A medida que avanzaba su carrera, Adams trascendió el papel de simple caricaturista. En sus últimos años, se hizo cada vez más conocido por sus opiniones políticas conservadoras y, a menudo, divisivas, que compartía a través de su blog, redes sociales y su serie de charlas en video, “Real Coffee With Scott Adams”. Esta plataforma le permitió explorar temas más allá de la oficina, adentrándose en debates culturales y políticos que generaron tanto apoyo fervoroso como considerable controversia. Su evolución de un observador imparcial de la vida corporativa a un comentarista abiertamente político marcó un cambio significativo en su imagen pública, culminando en momentos que generaron amplios debates y discusiones sobre la libertad de expresión y la responsabilidad de las figuras públicas. “Real Coffee With Scott Adams” continuó hasta escasos días antes de su muerte, reflejando su compromiso inquebrantable con la comunicación y el debate público, sin importar la controversia que pudieran generar sus puntos de vista.

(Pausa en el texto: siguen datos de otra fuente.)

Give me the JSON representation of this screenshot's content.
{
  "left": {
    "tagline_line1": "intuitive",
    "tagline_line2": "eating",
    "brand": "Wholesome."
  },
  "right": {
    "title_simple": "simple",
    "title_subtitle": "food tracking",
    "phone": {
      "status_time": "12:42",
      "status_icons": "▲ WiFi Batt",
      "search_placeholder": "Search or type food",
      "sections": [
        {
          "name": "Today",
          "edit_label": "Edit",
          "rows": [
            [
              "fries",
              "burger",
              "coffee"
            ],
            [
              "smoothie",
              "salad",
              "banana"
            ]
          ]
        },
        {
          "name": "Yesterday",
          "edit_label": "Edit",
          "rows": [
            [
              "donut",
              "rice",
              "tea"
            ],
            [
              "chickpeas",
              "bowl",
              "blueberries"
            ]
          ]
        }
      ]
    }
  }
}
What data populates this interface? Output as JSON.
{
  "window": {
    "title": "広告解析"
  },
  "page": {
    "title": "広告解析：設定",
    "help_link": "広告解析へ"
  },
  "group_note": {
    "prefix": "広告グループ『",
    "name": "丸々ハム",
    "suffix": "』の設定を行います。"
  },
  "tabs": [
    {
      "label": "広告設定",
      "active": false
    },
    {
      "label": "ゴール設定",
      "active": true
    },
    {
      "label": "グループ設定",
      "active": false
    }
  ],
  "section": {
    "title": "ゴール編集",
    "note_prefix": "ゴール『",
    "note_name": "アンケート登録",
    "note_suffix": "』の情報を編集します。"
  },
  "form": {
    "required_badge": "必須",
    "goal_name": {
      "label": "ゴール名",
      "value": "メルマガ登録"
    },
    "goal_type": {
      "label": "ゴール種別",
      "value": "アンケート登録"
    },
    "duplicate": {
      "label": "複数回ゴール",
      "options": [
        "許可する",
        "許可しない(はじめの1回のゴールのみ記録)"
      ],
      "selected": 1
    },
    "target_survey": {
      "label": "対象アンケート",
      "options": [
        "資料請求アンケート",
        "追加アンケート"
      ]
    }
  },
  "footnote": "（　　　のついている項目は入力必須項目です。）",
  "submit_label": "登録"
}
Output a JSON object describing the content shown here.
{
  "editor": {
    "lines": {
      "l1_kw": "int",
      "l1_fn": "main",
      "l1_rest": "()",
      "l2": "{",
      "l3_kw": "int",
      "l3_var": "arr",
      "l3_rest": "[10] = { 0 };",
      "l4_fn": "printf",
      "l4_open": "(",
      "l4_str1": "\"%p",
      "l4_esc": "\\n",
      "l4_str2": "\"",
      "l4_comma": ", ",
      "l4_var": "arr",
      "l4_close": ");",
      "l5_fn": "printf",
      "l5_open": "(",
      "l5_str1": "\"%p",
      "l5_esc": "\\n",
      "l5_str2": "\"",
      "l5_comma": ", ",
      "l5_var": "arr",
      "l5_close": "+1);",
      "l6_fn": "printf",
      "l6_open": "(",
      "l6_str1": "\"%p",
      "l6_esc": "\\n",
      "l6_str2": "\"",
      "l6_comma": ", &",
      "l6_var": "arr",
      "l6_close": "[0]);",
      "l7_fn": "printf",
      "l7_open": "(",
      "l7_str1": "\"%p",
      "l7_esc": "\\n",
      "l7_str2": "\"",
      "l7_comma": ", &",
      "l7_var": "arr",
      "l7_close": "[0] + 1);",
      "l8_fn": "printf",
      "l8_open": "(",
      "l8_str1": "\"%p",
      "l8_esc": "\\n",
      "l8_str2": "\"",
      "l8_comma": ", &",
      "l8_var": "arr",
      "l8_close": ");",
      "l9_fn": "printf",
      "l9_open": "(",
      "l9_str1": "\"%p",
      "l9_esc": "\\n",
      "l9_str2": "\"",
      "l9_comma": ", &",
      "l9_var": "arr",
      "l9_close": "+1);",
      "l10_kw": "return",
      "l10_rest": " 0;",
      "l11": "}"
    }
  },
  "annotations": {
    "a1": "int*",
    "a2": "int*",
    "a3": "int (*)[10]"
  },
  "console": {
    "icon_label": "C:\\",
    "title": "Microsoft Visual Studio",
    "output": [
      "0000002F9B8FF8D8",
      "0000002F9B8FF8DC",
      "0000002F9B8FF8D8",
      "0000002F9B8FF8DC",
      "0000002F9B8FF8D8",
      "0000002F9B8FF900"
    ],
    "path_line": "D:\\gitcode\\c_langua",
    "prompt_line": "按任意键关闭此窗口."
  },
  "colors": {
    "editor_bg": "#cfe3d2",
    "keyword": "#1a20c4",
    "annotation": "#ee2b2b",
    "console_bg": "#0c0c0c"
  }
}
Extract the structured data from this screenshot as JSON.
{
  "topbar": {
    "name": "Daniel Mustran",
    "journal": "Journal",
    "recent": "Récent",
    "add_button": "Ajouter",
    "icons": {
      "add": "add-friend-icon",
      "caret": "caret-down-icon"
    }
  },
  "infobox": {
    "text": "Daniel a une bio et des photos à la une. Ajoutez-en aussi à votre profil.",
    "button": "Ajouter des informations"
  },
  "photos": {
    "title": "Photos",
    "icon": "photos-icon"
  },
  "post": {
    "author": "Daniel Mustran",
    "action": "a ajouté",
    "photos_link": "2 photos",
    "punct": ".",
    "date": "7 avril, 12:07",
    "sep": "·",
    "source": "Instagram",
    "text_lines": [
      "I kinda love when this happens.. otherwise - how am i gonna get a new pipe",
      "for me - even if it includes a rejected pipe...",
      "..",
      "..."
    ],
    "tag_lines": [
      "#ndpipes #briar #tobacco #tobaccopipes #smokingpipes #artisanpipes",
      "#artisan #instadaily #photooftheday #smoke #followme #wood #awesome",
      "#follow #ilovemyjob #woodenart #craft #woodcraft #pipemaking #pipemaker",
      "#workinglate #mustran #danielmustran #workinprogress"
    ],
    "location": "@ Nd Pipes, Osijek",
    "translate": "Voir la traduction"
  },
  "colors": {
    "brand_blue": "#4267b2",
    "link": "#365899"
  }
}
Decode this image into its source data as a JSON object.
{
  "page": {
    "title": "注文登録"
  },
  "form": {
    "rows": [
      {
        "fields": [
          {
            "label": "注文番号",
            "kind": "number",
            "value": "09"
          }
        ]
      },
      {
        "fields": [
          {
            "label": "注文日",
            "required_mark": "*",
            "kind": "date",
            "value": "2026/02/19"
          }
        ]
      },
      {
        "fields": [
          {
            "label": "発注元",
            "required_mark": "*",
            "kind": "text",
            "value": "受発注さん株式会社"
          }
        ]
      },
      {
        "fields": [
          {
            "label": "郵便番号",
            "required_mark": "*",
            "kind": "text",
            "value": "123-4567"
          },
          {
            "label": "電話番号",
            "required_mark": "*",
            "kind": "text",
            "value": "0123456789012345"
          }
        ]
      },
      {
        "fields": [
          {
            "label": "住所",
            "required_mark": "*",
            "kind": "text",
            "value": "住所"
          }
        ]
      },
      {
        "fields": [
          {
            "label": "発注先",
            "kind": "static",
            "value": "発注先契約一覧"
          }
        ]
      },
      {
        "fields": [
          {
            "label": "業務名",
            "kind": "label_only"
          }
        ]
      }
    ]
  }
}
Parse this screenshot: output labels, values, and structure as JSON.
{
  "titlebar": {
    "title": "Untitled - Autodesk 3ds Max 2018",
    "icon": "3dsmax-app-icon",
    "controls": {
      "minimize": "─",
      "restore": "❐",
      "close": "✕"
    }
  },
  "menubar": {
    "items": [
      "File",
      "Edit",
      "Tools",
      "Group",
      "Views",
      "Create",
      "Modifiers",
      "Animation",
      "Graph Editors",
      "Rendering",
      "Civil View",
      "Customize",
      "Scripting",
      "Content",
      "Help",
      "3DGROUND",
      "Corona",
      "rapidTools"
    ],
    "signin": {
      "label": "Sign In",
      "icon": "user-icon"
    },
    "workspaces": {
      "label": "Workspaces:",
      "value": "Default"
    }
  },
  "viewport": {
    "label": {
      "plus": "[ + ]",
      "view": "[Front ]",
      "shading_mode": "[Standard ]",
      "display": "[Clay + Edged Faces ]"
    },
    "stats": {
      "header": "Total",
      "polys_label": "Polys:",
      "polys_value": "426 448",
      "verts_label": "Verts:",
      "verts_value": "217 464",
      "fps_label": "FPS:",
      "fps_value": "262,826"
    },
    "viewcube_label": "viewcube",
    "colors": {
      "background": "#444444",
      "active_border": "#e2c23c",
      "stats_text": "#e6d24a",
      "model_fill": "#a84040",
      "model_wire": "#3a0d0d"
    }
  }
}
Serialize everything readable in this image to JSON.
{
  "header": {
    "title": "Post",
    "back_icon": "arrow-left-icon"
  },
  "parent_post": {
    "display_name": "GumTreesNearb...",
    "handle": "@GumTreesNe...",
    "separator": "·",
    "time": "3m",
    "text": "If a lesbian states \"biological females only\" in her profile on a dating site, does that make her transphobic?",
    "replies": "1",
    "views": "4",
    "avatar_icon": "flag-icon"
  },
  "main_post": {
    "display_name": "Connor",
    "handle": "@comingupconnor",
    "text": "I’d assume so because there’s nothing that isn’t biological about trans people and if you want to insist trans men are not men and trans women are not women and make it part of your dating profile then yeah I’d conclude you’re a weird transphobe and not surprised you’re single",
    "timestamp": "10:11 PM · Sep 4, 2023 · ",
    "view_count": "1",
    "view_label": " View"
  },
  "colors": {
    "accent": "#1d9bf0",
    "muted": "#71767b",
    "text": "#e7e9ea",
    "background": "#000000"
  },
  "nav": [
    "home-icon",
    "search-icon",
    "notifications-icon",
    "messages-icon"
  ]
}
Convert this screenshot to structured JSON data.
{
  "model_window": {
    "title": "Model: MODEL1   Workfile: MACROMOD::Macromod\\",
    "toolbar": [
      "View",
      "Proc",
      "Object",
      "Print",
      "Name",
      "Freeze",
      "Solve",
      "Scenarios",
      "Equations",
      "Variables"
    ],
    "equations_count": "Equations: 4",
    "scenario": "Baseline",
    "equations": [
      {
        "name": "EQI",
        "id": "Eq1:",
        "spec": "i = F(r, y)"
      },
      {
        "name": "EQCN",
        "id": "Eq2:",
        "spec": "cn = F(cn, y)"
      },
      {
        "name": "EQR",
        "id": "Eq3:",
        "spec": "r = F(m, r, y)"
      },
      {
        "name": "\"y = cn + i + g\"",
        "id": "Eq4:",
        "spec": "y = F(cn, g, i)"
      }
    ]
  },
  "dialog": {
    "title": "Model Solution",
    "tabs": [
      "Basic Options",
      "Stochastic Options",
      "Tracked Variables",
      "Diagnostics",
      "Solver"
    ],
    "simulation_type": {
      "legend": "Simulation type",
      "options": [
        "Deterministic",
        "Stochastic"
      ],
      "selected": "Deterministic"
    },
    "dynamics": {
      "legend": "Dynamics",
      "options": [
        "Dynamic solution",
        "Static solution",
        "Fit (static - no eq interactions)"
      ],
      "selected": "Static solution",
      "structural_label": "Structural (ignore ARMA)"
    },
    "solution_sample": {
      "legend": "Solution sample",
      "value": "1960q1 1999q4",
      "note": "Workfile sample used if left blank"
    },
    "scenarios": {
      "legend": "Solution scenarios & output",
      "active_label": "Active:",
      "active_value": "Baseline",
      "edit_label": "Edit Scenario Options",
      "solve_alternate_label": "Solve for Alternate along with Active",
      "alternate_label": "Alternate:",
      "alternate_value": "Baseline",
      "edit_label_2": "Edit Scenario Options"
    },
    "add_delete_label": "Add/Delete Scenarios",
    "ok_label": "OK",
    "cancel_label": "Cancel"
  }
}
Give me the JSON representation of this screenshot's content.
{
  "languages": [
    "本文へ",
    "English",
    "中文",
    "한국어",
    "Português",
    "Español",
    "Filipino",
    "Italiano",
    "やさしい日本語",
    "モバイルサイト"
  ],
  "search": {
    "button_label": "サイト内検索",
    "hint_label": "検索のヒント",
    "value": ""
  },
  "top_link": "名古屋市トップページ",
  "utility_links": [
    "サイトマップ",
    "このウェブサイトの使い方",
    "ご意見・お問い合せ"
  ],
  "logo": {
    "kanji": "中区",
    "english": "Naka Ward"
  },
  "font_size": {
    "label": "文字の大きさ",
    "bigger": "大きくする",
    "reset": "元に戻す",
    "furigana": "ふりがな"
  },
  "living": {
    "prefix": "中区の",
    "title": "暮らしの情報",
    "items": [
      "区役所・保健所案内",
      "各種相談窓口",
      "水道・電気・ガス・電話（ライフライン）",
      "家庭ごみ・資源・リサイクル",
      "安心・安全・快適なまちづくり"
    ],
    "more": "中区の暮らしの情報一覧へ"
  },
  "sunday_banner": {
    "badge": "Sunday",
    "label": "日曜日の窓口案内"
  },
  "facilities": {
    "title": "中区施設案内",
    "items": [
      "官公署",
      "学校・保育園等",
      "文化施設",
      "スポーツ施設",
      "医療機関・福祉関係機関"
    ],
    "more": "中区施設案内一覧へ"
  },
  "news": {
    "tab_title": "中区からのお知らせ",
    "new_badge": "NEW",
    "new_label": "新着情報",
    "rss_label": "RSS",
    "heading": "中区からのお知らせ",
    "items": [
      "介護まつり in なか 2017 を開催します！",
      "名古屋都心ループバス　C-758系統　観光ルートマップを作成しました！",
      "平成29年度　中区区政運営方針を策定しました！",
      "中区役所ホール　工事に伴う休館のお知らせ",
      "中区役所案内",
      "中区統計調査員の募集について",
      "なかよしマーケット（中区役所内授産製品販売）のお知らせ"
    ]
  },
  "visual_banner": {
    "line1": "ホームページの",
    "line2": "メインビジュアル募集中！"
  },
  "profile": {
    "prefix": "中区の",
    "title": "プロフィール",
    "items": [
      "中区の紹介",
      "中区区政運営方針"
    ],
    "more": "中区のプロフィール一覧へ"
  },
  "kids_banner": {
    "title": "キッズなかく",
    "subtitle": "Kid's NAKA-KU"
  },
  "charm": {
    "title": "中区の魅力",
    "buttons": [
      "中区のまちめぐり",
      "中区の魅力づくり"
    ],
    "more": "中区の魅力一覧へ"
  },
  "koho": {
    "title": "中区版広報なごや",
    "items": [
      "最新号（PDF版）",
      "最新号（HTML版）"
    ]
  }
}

La batalla de Adams contra el cáncer de próstata fue un viaje que él compartió, en cierta medida, con su audiencia. Su diagnóstico en mayo de 2025 y la posterior propagación de la enfermedad lo llevaron a un breve, pero significativo, período en un hospicio antes de su fallecimiento. En este contexto de finitud, sus reflexiones finales adquieren una resonancia particular. “Tuve una vida increíble. Le di todo lo que tenía”, escribió en su mensaje póstumo, una frase que encapsula la plenitud y la dedicación con la que vivió y trabajó. Su última voluntad no fue solo espiritual, sino también un llamado a la acción para sus seguidores.

En ese mensaje final, Adams pidió a quienes habían disfrutado de su trabajo: “Si obtuviste algún beneficio de mi trabajo, te pido que lo compartas lo mejor que puedas. Ese es el legado que quiero”. Un deseo que no se limitaba a la difusión de su obra, sino que se extendía a un principio de utilidad y generosidad. “Sean útiles”, fue su conciso pero potente consejo, seguido de una declaración de amor universal: “Y por favor sepan que los amé a todos hasta el final”. Estas palabras finales resuenan con la complejidad de un hombre que, a través de la sátira y el comentario, siempre buscó provocar pensamiento, y que en su despedida, ofreció un mensaje de fe, gratitud y servicio.

Scott Adams deja atrás una obra que redefinió la comedia en el lugar de trabajo y una figura pública que no temió expresar sus convicciones, incluso hasta sus últimos momentos. Su legado perdurará tanto en las viñetas atemporales de Dilbert como en el eco de sus palabras finales, invitando a la reflexión sobre la vida, la muerte y el significado que cada uno le imprime.